William Herschel discovered NGC 6646 = H II-907 on 26 Jun 1802 (sweep 1109) and recorded "F, S, iF." This is one of the last few "nebulae" that WH discovered and the only one that evening. He probably observed that evening solely to reach the 500 threshold for a new catalogue, although after the manuscript was submitted to the Royal Society, Caroline discovered the list only included 497 new entries. So, there were a couple of additional sweeps made in late September to bring the total past 500.
300/350mm - 13.1" (7/20/85): fairly faint, fairly small, small brighter core, diffuse halo. Forms an obtuse angle with mag 8.5 SAO 67027 3.9' NNW and mag 9.5 SAO 67032 3.3' ESE. Forms a trio with IC 1288 9' SSW and IC 1289 7.5' NE.

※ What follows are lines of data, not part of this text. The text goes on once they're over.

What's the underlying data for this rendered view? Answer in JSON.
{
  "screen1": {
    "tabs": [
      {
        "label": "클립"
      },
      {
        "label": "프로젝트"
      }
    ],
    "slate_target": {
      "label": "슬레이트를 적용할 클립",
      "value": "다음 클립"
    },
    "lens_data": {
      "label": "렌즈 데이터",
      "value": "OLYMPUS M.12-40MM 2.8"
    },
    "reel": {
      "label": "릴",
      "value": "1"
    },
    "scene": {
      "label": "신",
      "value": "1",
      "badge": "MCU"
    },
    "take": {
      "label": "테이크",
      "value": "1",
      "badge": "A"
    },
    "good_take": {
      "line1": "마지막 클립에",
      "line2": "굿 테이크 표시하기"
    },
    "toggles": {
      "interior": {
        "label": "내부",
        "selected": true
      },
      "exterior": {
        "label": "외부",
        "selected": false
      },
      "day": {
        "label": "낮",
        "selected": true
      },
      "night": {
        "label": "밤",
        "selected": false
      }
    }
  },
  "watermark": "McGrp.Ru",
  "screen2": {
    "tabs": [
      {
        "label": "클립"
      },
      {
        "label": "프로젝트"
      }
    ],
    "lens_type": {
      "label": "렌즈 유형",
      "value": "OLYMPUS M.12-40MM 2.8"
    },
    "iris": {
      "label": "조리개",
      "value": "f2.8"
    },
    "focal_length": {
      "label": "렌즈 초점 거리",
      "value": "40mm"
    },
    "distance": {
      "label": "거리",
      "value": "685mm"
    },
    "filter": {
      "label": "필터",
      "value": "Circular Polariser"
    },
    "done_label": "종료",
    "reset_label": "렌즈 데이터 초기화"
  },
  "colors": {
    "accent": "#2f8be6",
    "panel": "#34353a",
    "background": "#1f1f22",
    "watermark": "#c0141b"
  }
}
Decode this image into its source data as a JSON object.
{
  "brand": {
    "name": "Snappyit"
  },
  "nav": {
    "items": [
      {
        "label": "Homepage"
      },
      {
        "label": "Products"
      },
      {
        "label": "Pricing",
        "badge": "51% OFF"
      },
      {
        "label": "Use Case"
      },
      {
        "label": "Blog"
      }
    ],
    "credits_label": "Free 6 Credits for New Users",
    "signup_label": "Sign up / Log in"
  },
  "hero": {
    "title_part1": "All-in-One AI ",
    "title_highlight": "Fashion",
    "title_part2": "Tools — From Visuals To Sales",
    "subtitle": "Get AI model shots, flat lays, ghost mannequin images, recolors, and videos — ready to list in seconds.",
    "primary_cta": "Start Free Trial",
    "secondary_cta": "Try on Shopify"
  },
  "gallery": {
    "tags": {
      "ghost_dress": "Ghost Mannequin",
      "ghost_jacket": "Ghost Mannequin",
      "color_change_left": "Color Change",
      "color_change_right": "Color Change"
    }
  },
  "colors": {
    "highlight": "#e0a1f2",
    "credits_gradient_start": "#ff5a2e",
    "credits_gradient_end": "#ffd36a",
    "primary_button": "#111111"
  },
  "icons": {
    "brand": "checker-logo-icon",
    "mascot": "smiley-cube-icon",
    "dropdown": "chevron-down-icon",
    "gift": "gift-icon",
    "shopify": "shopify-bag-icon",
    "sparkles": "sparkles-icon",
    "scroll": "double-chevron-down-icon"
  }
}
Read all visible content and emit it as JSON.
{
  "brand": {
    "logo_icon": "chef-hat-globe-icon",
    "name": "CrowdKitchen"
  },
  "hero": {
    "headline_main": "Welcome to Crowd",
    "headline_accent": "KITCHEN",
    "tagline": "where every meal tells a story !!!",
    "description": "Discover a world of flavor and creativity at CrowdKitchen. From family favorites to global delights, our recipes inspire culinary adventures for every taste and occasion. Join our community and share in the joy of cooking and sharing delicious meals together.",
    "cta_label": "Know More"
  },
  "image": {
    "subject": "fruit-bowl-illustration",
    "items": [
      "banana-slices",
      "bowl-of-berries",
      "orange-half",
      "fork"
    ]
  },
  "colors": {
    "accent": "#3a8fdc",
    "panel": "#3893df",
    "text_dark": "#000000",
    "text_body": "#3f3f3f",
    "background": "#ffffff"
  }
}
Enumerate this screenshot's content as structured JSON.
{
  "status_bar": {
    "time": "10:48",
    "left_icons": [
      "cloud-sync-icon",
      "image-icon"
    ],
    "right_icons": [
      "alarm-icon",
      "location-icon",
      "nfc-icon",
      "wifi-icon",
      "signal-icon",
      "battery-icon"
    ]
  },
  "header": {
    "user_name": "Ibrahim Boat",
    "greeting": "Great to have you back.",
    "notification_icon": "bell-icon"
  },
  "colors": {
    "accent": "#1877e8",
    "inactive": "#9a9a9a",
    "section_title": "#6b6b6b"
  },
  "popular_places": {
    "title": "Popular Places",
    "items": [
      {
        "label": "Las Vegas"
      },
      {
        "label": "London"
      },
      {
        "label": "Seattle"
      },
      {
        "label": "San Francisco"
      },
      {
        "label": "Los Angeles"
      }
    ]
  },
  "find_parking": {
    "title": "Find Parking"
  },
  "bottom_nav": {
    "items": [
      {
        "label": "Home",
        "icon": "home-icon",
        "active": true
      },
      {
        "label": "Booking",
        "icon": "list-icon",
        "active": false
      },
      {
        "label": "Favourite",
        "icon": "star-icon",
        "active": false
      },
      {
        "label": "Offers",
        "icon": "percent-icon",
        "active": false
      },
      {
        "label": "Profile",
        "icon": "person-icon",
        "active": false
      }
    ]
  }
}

600/800mm - 24" (7/19/17): at 375x; fairly bright, moderately large, slightly elongated SW-NE, ~1.2'x1.0', strong concentration with a bright core that increases to a small brighter nucleus. Mag 8.8 SAO 67027 lies 4' NNW and mag 9.5 SAO 67032 is 3.4' ESE. NGC 6646 is the brightest in a physical trio with IC 1288 10' SSW and IC 1289 7.5' NE.